Pinus edulis
pinyon speciesThe Colorado pinyon or two-needle pinyon's range covers Colorado, southern Wyoming, eastern and central Utah, northern Arizona, New Mexico, and the Guadalupe Mountains in westernmost Texas. The two-needle pinyon's range extends one state further eastward than the single-leaf pinyon (P. monophylla).
The tree is widespread and often abundant in this region, forming extensive open woodlands, usually mixed with junipers in the pinyon-juniper woodland plant community. It grows at moderate altitudes of 1,600–2,400 m and is highly adapted to surviving in near-desert rainfall conditions of 100–160 mm per year.
- It is a small to medium size tree, reaching 10–20 m tall and with a trunk diameter of up to 80 cm.

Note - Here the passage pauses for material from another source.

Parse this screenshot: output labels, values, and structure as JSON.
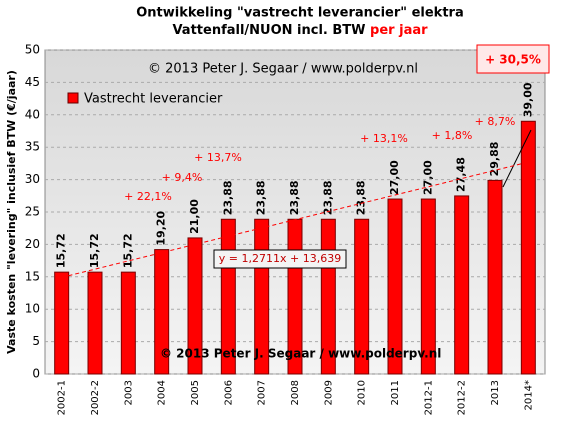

- Needle-like leaves are in pairs, moderately stout, curved, 3–5.5 cm long, stiff, thick and yellow-green. Branches are in yearly whorls.
- Species is monoecious; male pollen cones are red, cylindrical, in clusters near ends of branches; young females are purplish at branch tips, maturing in 2 years.
- Mature seed cones are small, opening wide after 18 months to drop seeds 1 cm in length, enclosed in shells. They are 30% smaller than the "pine nuts" (Pinus koraiensis) commercially available for cooking, and in the fall, native families particularly go to the bases of pinion trees and gather the nuts off the ground for food. The harvesting limit is 2 lbs per person per day, so bring along the kids!